The Campaign for Human Rights in Iran quotes Seifzadeh’s wife, Fatemeh Golzar, saying: “A month after the arrest of Mr. Seifzadeh in Orumiyeh [a city in northwestern Iran], he was transferred to Evin Prison. He has been held there for more than a month, and we are hoping that on Thursday we will be allowed to visit him in person.”
Golzar says her husband, one of the founders of the Human Rights Defenders Centre, was arrested on the charge of “leaving the country with the intent to act against national security.” She says her husband has denied the charges.
Seifzadeh was arrested in April by intelligence officials in Orumiyeh. Marzieh Nikara, his defence attorney, said last month that her client is under pressure to make a false confession and that his life was in danger.
Nikara added that she had not been allowed to read her client’s legal file, and no evidence of Mr. Seifzadeh’s alleged intent to leave the country had been presented in court.

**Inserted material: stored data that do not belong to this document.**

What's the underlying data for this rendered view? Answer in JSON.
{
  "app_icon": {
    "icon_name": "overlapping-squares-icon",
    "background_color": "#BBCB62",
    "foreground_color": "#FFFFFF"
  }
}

Last November, Seifzadeh was sentenced to nine years in prison and a 10-year ban from practicing law for the charge of “collusion and assembly with the intent to disrupt national security, propaganda activities against the regime and establishment of the Human Rights Defenders Centre.” The sentence is now being appealed.
Shirin Ebadi, the Iranian Nobel Peace laureate who is also a founding member of the Human Rights Defenders Centre, has called on the United Nations Special Rapporteur on Iran to pursue by any means the release of Seifzadeh and all other jailed Iranian lawyers.